A significant turn of events occurs when Bill takes Bret on a stop they have to make because of the broken down shipment truck. Bret noticed a difference with his father but “didn’t recognize this joy in him, only wondered at why he seemed to be smiling when all we had before us was a long trek into the desert” (44). Because of his family growing, Bill had to give up his life of driving trucks to get a higher position to help support his family; this shows how caring Bill is of his family along, including the progression of his sons into the real world. Bret became closer to his father when working for RC Cola because Bill would always wake him up in the morning and they would get breakfast and M&M’s in the afternoon. Ironically, his father showed him later when he returned to RC Cola before going off to college, a donut shop that symbolized the connection between Bret and his father. “There was no waiting room here, no inside place from which to order . . . They had bear claws” (168), with bear claws being what he always got on the way to work with Bill.
For comic relief, the situation where Bret asked his mother where babies came from at the dinner table shows his father’s awkwardness, so to say. “My dad’s instantaneous reaction, enough to make me flinch. . . ‘Hey,’ he said again, ‘don’t talk like that!” (91) was quite astounding and was upset that he shouldn’t ask that during dinner.
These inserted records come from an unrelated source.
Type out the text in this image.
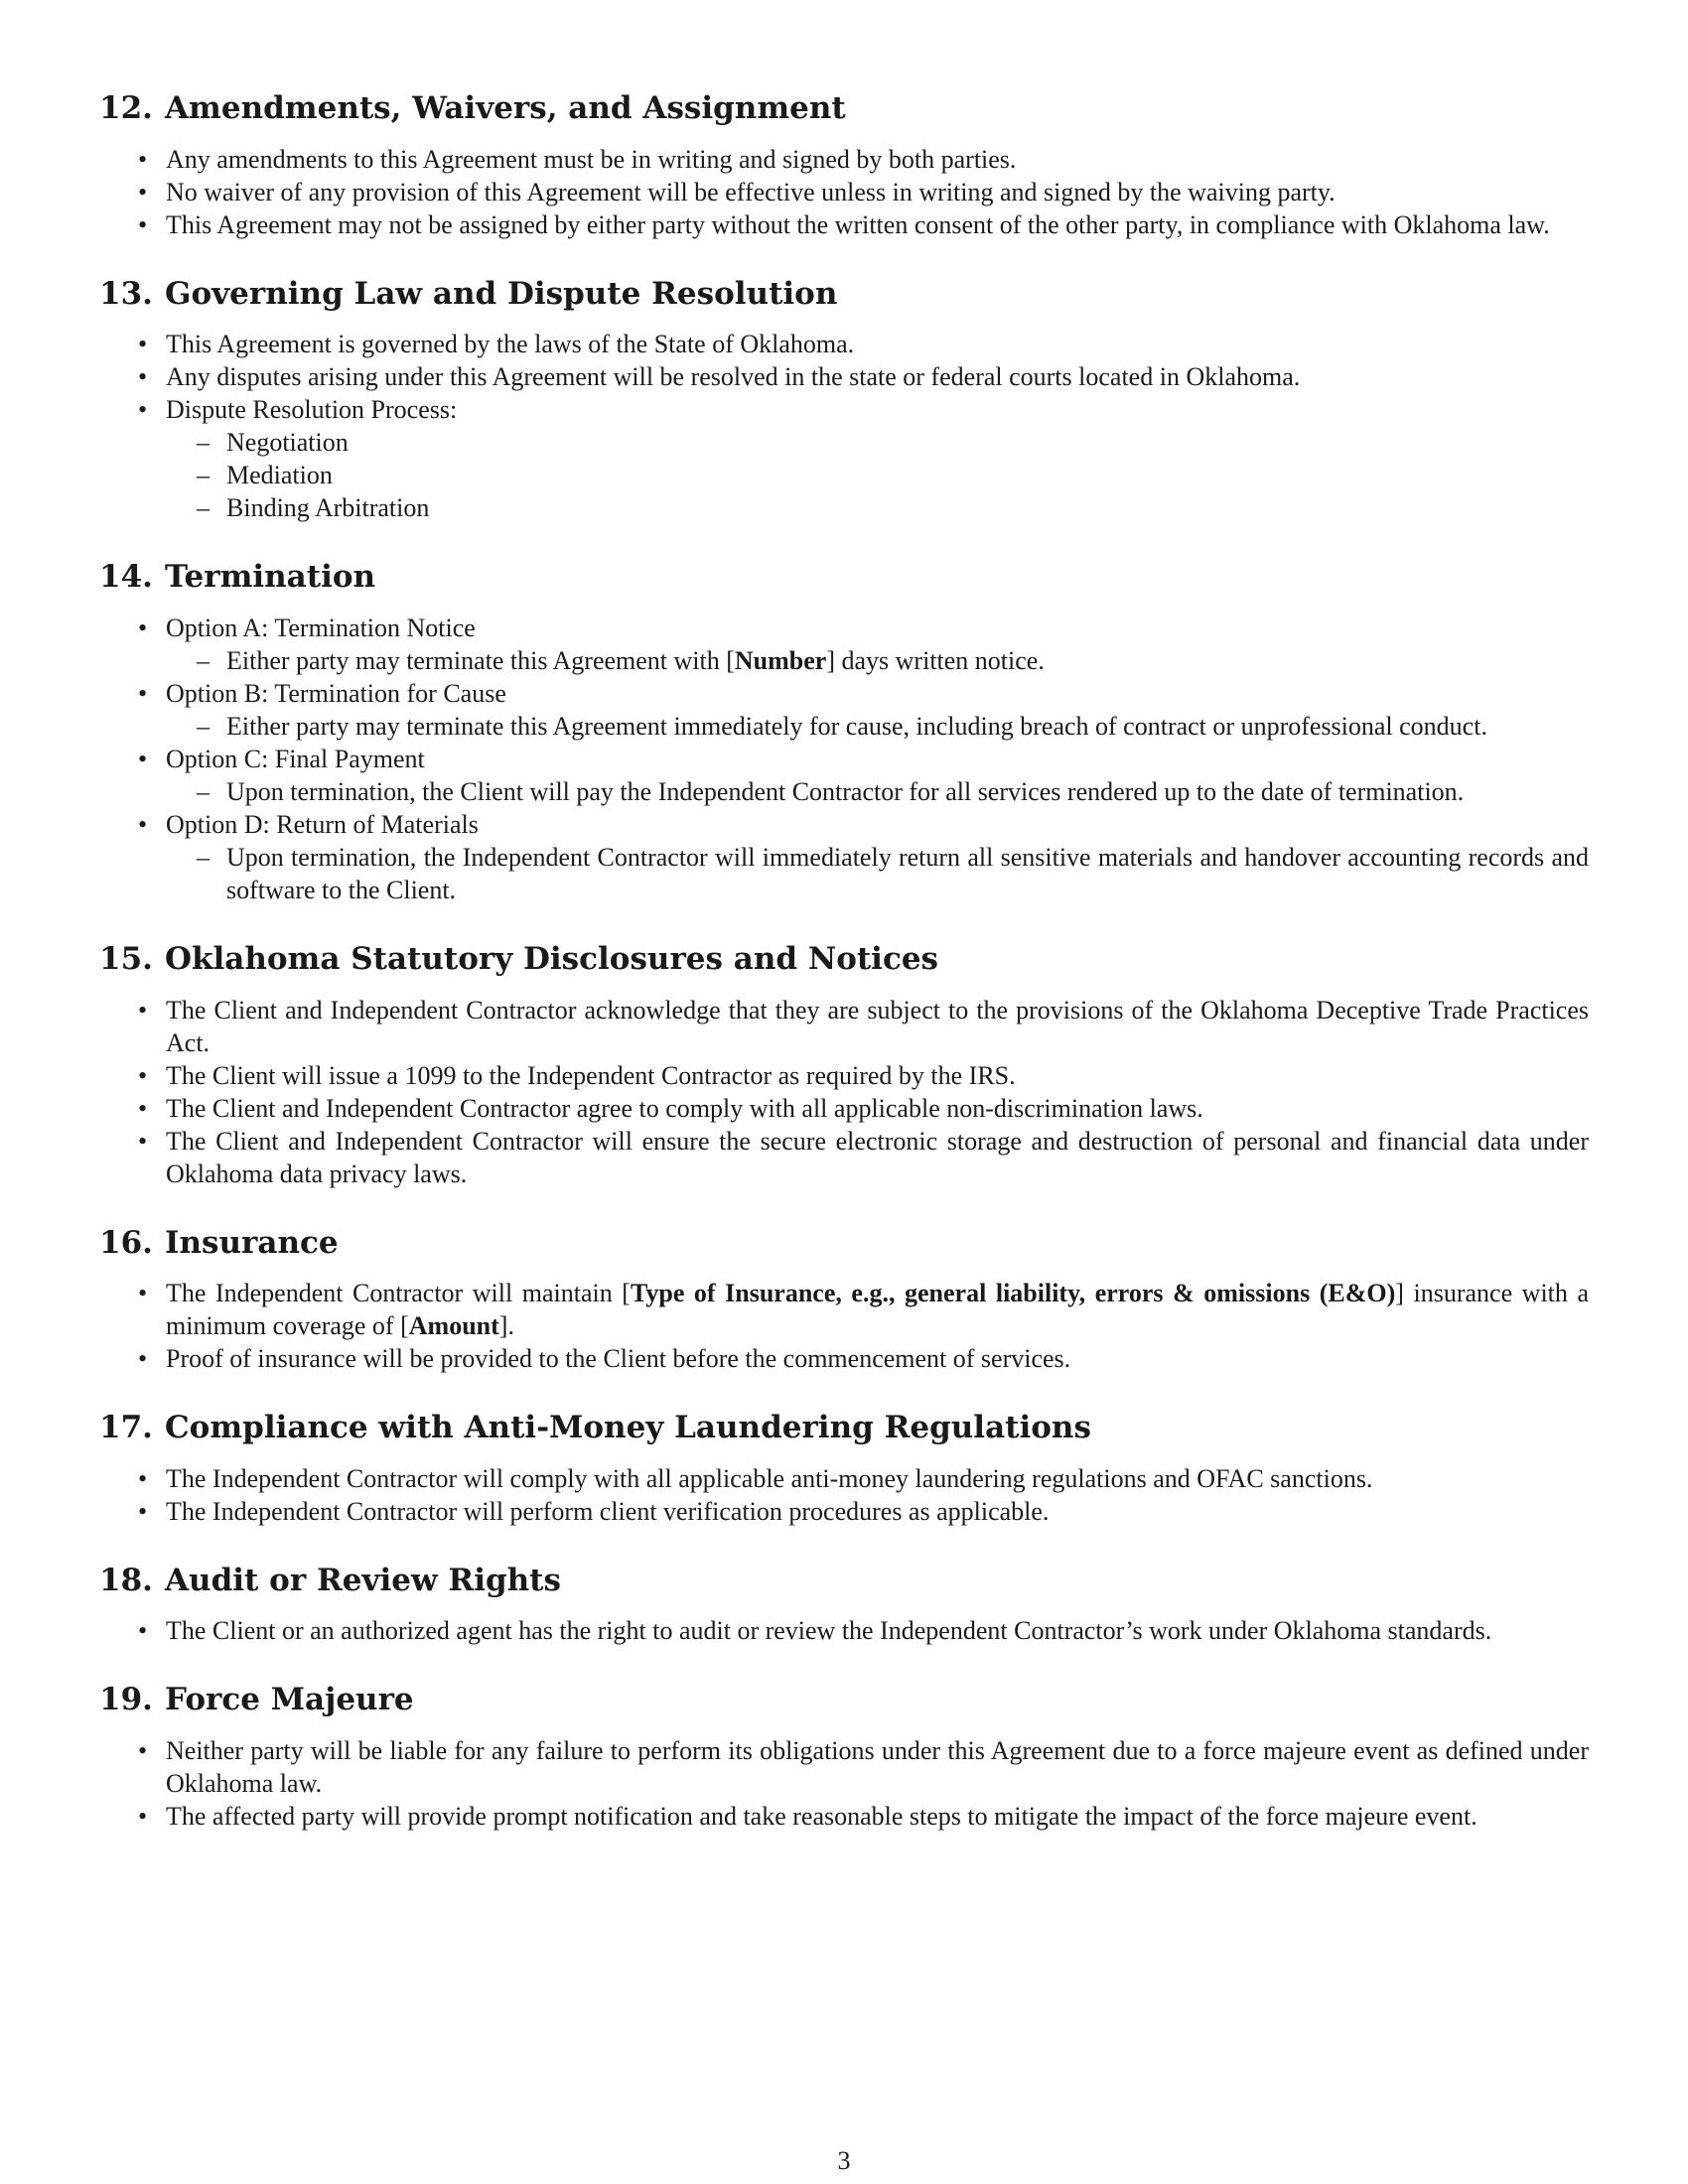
12. Amendments, Waivers, and Assignment
• Any amendments to this Agreement must be in writing and signed by both parties.
• No waiver of any provision of this Agreement will be effective unless in writing and signed by the waiving party.
• This Agreement may not be assigned by either party without the written consent of the other party, in compliance with Oklahoma law.
13. Governing Law and Dispute Resolution
• This Agreement is governed by the laws of the State of Oklahoma.
• Any disputes arising under this Agreement will be resolved in the state or federal courts located in Oklahoma.
• Dispute Resolution Process:
– Negotiation
– Mediation
– Binding Arbitration
14. Termination
• Option A: Termination Notice
– Either party may terminate this Agreement with [Number] days written notice.
• Option B: Termination for Cause
– Either party may terminate this Agreement immediately for cause, including breach of contract or unprofessional conduct.
• Option C: Final Payment
– Upon termination, the Client will pay the Independent Contractor for all services rendered up to the date of termination.
• Option D: Return of Materials
– Upon termination, the Independent Contractor will immediately return all sensitive materials and handover accounting records and software to the Client.
15. Oklahoma Statutory Disclosures and Notices
• The Client and Independent Contractor acknowledge that they are subject to the provisions of the Oklahoma Deceptive Trade Practices Act.
• The Client will issue a 1099 to the Independent Contractor as required by the IRS.
• The Client and Independent Contractor agree to comply with all applicable non-discrimination laws.
• The Client and Independent Contractor will ensure the secure electronic storage and destruction of personal and financial data under Oklahoma data privacy laws.
16. Insurance
• The Independent Contractor will maintain [Type of Insurance, e.g., general liability, errors & omissions (E&O)] insurance with a minimum coverage of [Amount].
• Proof of insurance will be provided to the Client before the commencement of services.
17. Compliance with Anti-Money Laundering Regulations
• The Independent Contractor will comply with all applicable anti-money laundering regulations and OFAC sanctions.
• The Independent Contractor will perform client verification procedures as applicable.
18. Audit or Review Rights
• The Client or an authorized agent has the right to audit or review the Independent Contractor’s work under Oklahoma standards.
19. Force Majeure
• Neither party will be liable for any failure to perform its obligations under this Agreement due to a force majeure event as defined under Oklahoma law.
• The affected party will provide prompt notification and take reasonable steps to mitigate the impact of the force majeure event.
3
Years later, Bill had “The Talk” as people would say, but technically not so. It was so humorous to see Bill being so uncomfortable as “his eyes hadn’t yet mine. . . I had him, had him in a way I’d never known before: my dad, powerless, stunned” (94). Bret didn’t really gain any information from his father, but this moment of weakness that shined through made him ever closer with him. The image of his father’s laugh that “was a good laugh, a solid laugh, a kind of laugh I hadn’t heard or seen before: It was a laugh that didn’t take me into account, didn’t pretend to cajole me or to praise me. He wasn’t even looking at me. This was just laughter” (94). This particular part of “The Talk” memory was something new Bret learned about his very shy-like father.
By the essay, “Royal Crown 2,” Bret self focused on his father and how he truly impacted his life, even though he just writes and doesn’t do the kind of manual labor his father taught him as hard work. Because of the guidance Bill gave to Bret; waking him up early and eating “Cornnuts and M&M’s together” was what Bret said knows “only now, were his attempts to guide me and my brothers the only way he knew how” (189). And because of this guidance and the effort he put into his children, Bret understands the great bond between his father and himself.